It’s International Women’s Day and I’ve spent the day thinking of these two women.

“Mary” cleaned rooms, served meals, cooked and washed dishes at Petit Byahaut. She was a single mother of four daughters: two teenagers and two young school girls and when she wasn’t sleeping at Petit Byahaut, she lived at her mother’s house with her daughters.

Mary made some of the best soups I’ve ever tasted out of ingredients that I had always thrown away. She was relieved when her mother bought a television so her daughters would go straight home from school and stay inside watching tv. She washed her clothes in a five gallon bucket while I washed mine in a washing machine. She scolded me when I tied the knot of the plastic sugar bag too tight to easily open it—even a loose knot kept out the insects. Sometimes she was resentful. Sometimes she was proud. Sometimes we laughed together.
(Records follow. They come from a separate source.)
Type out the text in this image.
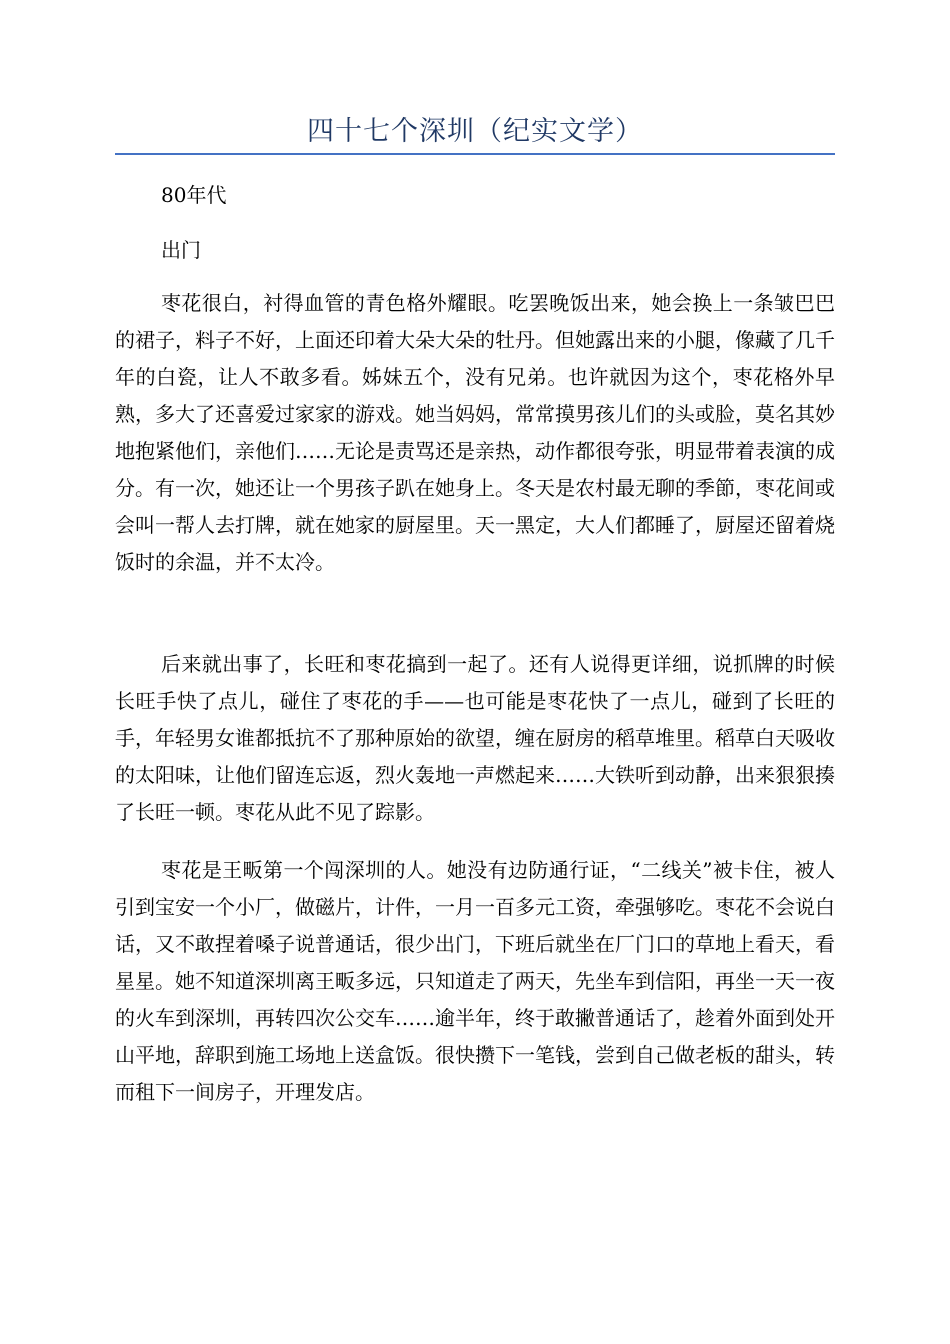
四十七个深圳（纪实文学）
80年代
出门
枣花很白，衬得血管的青色格外耀眼。吃罢晚饭出来，她会换上一条皱巴巴的裙子，料子不好，上面还印着大朵大朵的牡丹。但她露出来的小腿，像藏了几千年的白瓷，让人不敢多看。姊妹五个，没有兄弟。也许就因为这个，枣花格外早熟，多大了还喜爱过家家的游戏。她当妈妈，常常摸男孩儿们的头或脸，莫名其妙地抱紧他们，亲他们……无论是责骂还是亲热，动作都很夸张，明显带着表演的成分。有一次，她还让一个男孩子趴在她身上。冬天是农村最无聊的季節，枣花间或会叫一帮人去打牌，就在她家的厨屋里。天一黑定，大人们都睡了，厨屋还留着烧饭时的余温，并不太冷。
后来就出事了，长旺和枣花搞到一起了。还有人说得更详细，说抓牌的时候长旺手快了点儿，碰住了枣花的手——也可能是枣花快了一点儿，碰到了长旺的手，年轻男女谁都抵抗不了那种原始的欲望，缠在厨房的稻草堆里。稻草白天吸收的太阳味，让他们留连忘返，烈火轰地一声燃起来……大铁听到动静，出来狠狠揍了长旺一顿。枣花从此不见了踪影。
枣花是王畈第一个闯深圳的人。她没有边防通行证，“二线关”被卡住，被人引到宝安一个小厂，做磁片，计件，一月一百多元工资，牵强够吃。枣花不会说白话，又不敢捏着嗓子说普通话，很少出门，下班后就坐在厂门口的草地上看天，看星星。她不知道深圳离王畈多远，只知道走了两天，先坐车到信阳，再坐一天一夜的火车到深圳，再转四次公交车……逾半年，终于敢撇普通话了，趁着外面到处开山平地，辞职到施工场地上送盒饭。很快攒下一笔钱，尝到自己做老板的甜头，转而租下一间房子，开理发店。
Dona Corina Picado lives in the northern mountains of Nicaragua and, with the help of just a few assistants, operates her farm and rents out a few guest rooms. She has no plumbing, no vehicle, no refrigeration, no modern stove.

The first time we met, she was returning to the farm from a forest path with a farmhand. She told us she was tired and then went on to discuss what we’d like to have for dinner. After settling on a menu, she asked if she could make French fries for our children.

A faded t-shirt hung on the wall of the dining room with the word, Sandinista, screen printed on it. The bloody war that left land mines in the mountains she called home began in the prime of her life. I longed to know more from her and about her, but my Spanish wasn’t up to par for such an important conversation. 

She reminded me so much of my grandmother: independent, tough, capable, but soft on the inside. She couldn’t resist serving something special only for the children at each meal.

These two women who live so far away from me, with circumstances so different from me, really are me. Who are the women that have made an impact on your life?